Imagine trying to get Microsoft to change something in Windows or Word for you, or trying to convince Adobe to add your favorite feature to Photoshop. They’d never do it because they can’t justify the cost, and even if they did agree to your change, it might take years before it was incorporated into a consumer version. On the other hand, with an open source product, you can download the software and use it just like with a closed source product, but if you need something to be changed and can’t wait for the people who made the software to do it, you can get it done right away to your exact specifications. Open source gives you that freedom. If you don’t like the way something works, you can often change it yourself, and if you can’t, any developer in the world can.

The Open Source Business

While on the surface it might seem impossible to make money on open source software, many companies do so. Red Hat Inc. sells an enterprise operating system based on the open source Linux kernel. While their product is almost entirely open source, and is freely available to anyone, many industrial facilities, financial institutions, and governments pay huge sums for technical support. MongoDB Inc. publishes an eponymous open source database solution under a similar business model.

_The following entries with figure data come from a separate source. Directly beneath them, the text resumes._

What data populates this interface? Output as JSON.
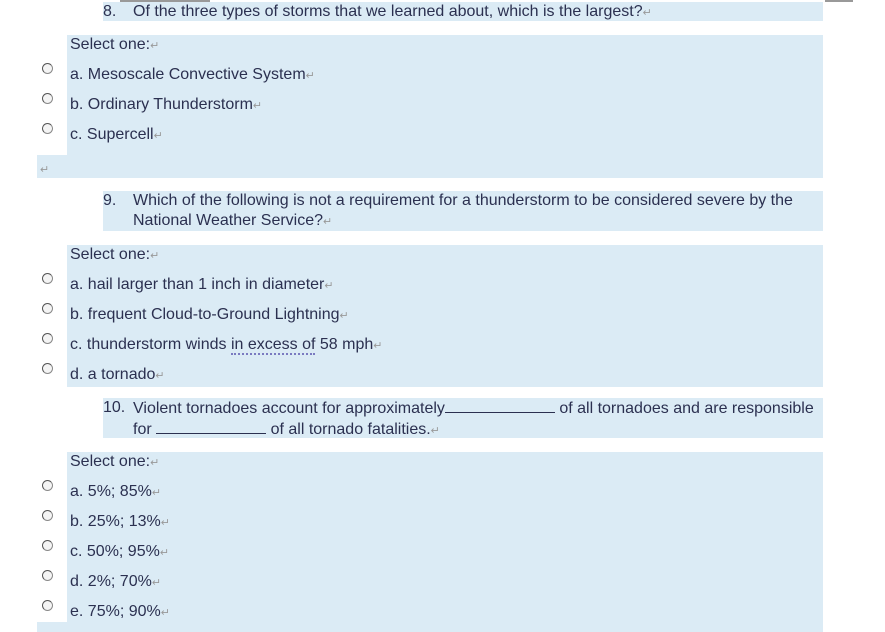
{
  "paragraph_mark": "↵",
  "questions": [
    {
      "number": "8.",
      "text": "Of the three types of storms that we learned about, which is the largest?",
      "prompt": "Select one:",
      "options": [
        "a. Mesoscale Convective System",
        "b. Ordinary Thunderstorm",
        "c. Supercell"
      ]
    },
    {
      "number": "9.",
      "text": "Which of the following is not a requirement for a thunderstorm to be considered severe by the National Weather Service?",
      "prompt": "Select one:",
      "options": [
        "a. hail larger than 1 inch in diameter",
        "b. frequent Cloud-to-Ground Lightning",
        "c. thunderstorm winds",
        "d. a tornado"
      ],
      "option_c_underlined": "in excess of",
      "option_c_end": "58 mph"
    },
    {
      "number": "10.",
      "text_part1": "Violent tornadoes account for approximately",
      "text_part2": "of all tornadoes and are responsible for",
      "text_part3": "of all tornado fatalities.",
      "prompt": "Select one:",
      "options": [
        "a. 5%; 85%",
        "b. 25%; 13%",
        "c. 50%; 95%",
        "d. 2%; 70%",
        "e. 75%; 90%"
      ]
    }
  ]
}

Other companies, especially small ones with between one and ten developers, work partially on what are called open source bounties. The software is free, but customers can make a contract with the developers which essentially says, “for some amount of money, the developers will create some feature by some specific date”. This allows developers to make money, allows the customer to be sure that they will get the features they need when they are needed, and allows the entire community to benefit from these new features once they’ve been created.

Even electronic hardware companies are embracing open source. While Linux, KiCAD, and other open source software has been popular in electronics for a long time, businesses like SparkFun, Adafruit Industries, and many others are creating open source hardware. Electronics that are open source are sold by the companies that create them just like normal, but all the schematics, diagrams, printed circuit board designs, and bills of materials are distributed for free to anyone who wants them.

Open Source and Competition

All of these practices encourage competition and make anticompetitive tactics like lock-in via proprietary file formats impossible. What is more, the moment an open source product is improved (whether by the community or the product’s owners), that innovation is available to everyone. Other developers can immediately begin to improve it and build upon it, and users can immediately begin to integrate it into their workflows and business processes.

Try It!

Open source is not the answer to every problem, but it is the answer to many of them. Open source products exist for nearly everything.

It costs you nothing but a download and a few clicks to try a piece of open source software, so go ahead. If you have a problem, most products have a method by which you can bring that problem to the developers’ attention (called filing a bug against the product), so they can fix it.